Aos 25 anos, Rebeca chegou à cidade cercada de grandes expectativas, o que, para muitos atletas, acaba sendo algo excessivo. Mas parece que a pobre menina que aos 4 anos já lidava com saltos e giros, lá em Guarulhos, em São Paulo, está preparada para aguentar os solavancos da competição, na qual ainda lutará por quatro medalhas.
Um fator que trabalha a seu favor é o trabalho mental que realiza desde 2013, sem parar. “Rebeca sabe lidar com seus limites, o que é essencial”, afirma Aline Wolff, psicóloga do Comitê Olímpico Brasileiro (COI), que a acompanha, além de apoiar Lorrane Oliveira. “O trabalho é para que ela não foque na Simone Biles, não dá para ter controle da outra”, diz Aline, que garante que a rivalidade entre as duas é “invenção”.

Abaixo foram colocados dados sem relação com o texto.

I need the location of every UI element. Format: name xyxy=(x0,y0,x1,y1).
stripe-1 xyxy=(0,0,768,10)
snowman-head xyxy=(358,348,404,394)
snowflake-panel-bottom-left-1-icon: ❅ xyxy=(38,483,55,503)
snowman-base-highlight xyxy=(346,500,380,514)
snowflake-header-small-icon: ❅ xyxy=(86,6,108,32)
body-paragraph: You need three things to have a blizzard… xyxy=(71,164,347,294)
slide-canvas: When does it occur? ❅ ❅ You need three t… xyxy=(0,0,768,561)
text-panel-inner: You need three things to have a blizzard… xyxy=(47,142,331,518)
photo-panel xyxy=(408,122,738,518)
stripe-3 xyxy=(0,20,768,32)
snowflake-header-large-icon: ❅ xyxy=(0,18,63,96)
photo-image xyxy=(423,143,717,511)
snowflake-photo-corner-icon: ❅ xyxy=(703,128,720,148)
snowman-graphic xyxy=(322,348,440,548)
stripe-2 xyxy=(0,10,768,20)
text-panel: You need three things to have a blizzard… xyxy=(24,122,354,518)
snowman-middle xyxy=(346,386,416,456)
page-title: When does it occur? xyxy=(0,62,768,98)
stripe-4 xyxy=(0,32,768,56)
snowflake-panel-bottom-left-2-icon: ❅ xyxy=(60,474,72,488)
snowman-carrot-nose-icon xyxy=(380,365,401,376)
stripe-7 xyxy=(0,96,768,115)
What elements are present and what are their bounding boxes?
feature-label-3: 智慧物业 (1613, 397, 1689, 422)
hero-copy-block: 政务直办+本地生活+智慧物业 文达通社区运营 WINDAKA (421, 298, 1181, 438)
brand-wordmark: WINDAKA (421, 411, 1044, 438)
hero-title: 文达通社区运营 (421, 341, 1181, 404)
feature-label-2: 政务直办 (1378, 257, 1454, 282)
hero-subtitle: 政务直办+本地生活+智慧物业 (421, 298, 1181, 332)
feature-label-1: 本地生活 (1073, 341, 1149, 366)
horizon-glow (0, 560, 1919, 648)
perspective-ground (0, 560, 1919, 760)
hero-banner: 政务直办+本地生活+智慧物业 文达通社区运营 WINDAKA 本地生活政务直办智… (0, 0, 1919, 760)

Nos três anos que separam Paris de Tóquio, Rebeca, que conquistou duas medalhas no Japão (ouro no salto e prata no individual geral), ganhou estatura. “Hoje ela é uma mulher que sabe o que vale”, acrescenta a psicóloga.
Brasil no mapa
A medalha por equipes se soma a outras seis que a ginástica artística brasileira acumulou até agora no circuito olímpico, panteão no qual ingressou há relativamente pouco tempo. O primeiro nome a subir ao pódio dos Jogos foi Artur Zanetti, que levou o ouro nas argolas em 2012, em Londres.
Ao sair da prova, com medalha conquistada, o técnico Chico Porath disse: “O resultado destes tem potencial para inspirar outros que não compareceram aos Jogos desta vez”.
Mas não se preocupe, ainda tem mais: até o dia 5 de agosto serão disputadas as provas individuais de versátil e de cada um dos quatro aparelhos – trave, barras assimétricas, exercício de solo e salto a cavalo, especialidade de Rebeca. Há um total de mais seis medalhas possíveis no horizonte. Não há nada como poder fazer história numa cidade como Paris.